The problem with a plug-in approximation
If you think about it, your W solution is just one hypothesis that explains your dataset D according to the assumptions of your model M, your neural network. In probabilistic machine learning, we call that a “plug-in approximation”, just delivering one set of parameter values as the final solution instead of considering more hypothesis (set of parameter values) that explains the data. In other works, the likelihood of W given M and the data D is high. But life is not that simple. The problem of optimizing the weights of a neural network is high-dimensional, non-convex and multi-modal. The gradient of the loss function with respect to the parameters is very expensive and approximations such as the one done by stochastic gradient descent are very common. Consequently, it is practically impossible that the final solution found by these algorithms represent the best hypothesis that explains our data under the assumptions of the neural network. It may only be a local optima, or a point near the local optima. Hence, more hypotheses would be likely, and not using them to predict new data conditioned to previous data can lead to overfitting. Your k-fold cross validation may help to avoid this, but you can never know whether all your dataset is representative of the target population, or theoretical probability distribution where your dataset comes from. Wow, I am sounding Bayesian here, and that is precisely what I pretend ;-).
A dataset is a sample of a joint theoretical probability distribution p(y,X)
Because the truth is that your dataset D is just a sample from a complex theoretical joint probability distribution p(y,X) between the target variable y and the explanatory variables X. And the assumptions of the model, such as a neural network, that we are using to get a parametric solution of that joint probability distribution p(y,X )must satisfy the properties of the data. If it satisfies such properties, several hypothesis W, the parameters of the neural network, may have similar likelihood about the data p(y,X|W). The only way to take them all into account is to compute a posterior probability distribution of the parameters with respect to the data p(W|y,X), with the famous Bayes theorem! Where the prior distribution encodes the assumptions that we make about the parameters of the model, in this case, the weights of the neural network.
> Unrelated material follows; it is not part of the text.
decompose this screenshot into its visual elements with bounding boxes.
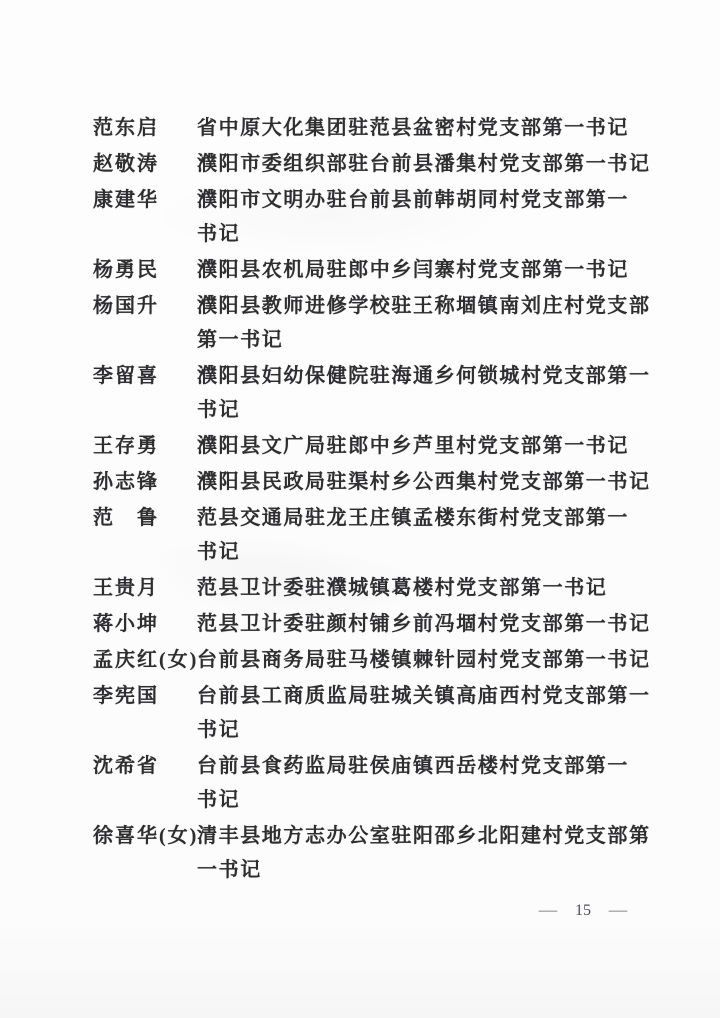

And how do I predict, then?
Basically, you can use the posterior probability distribution of the parameters of the neural network p(W|y,X) to make a prediction of all the neural networks parametrized with different W and weighted according to p(W|y,X). Instead of just using one neural network parametrized by W, estimated via k-fold CV, we use samples from p(W|y,X), weighted by p(W|y,X) to approximate the true prediction of the whole model, the posterior predictive distribution: p(y) = ∫ p(y|W,X) p(W|y,X) dW. Just observe that in machine learning we just substitute p(W|y,X) by W found by k-fold CV. That is called the plug-in approximation, that is very prone to overfitting. We can approximate p(y) by sampling from p(W|y,X) and do the mean of the predictions using some sampling Markov Chain Monte Carlo technique. I will write another post about it ;-).
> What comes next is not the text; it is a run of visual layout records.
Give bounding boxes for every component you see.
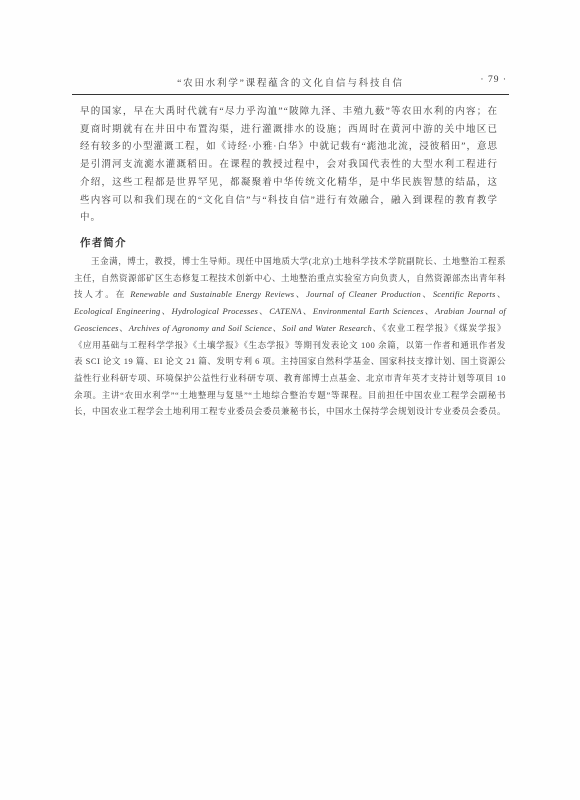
header-divider: [72, 94, 509, 95]
page-header: “农田水利学”课程蕴含的文化自信与科技自信 · 79 ·: [72, 75, 509, 89]
running-title: “农田水利学”课程蕴含的文化自信与科技自信: [72, 75, 509, 89]
author-bio-paragraph: 王金满，博士，教授，博士生导师。现任中国地质大学(北京)土地科学技术学院副院长、…: [74, 253, 506, 420]
page-number: · 79 ·: [480, 75, 507, 85]
body-paragraph: 早的国家，早在大禹时代就有“尽力乎沟洫”“陂障九泽、丰殖九薮”等农田水利的内容；…: [80, 104, 498, 228]
journal-page: “农田水利学”课程蕴含的文化自信与科技自信 · 79 · 早的国家，早在大禹时代…: [0, 0, 580, 800]
author-section-heading: 作者简介: [80, 235, 127, 250]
How do I know how good is my model?
But how do I do model selection under this framework? Easy, in essence, you must do an expectation (which is a generalization of the empirical mean to the population) about the likelihood of every possible hypothesis and your prior beliefs. The mean of all the likelihoods of the model. That is the marginal likelihood of the data p(X,Y) = ∫ p(X,Y|W)p(W) dW. This is a number, the bigger the best.
It is Bayesian model selection. Unfortunately, it is very costly to obtain these quantites. But to overcome this issue, we will leave that for a future article. Remember to have fun in your work if it is possible and never stop reading!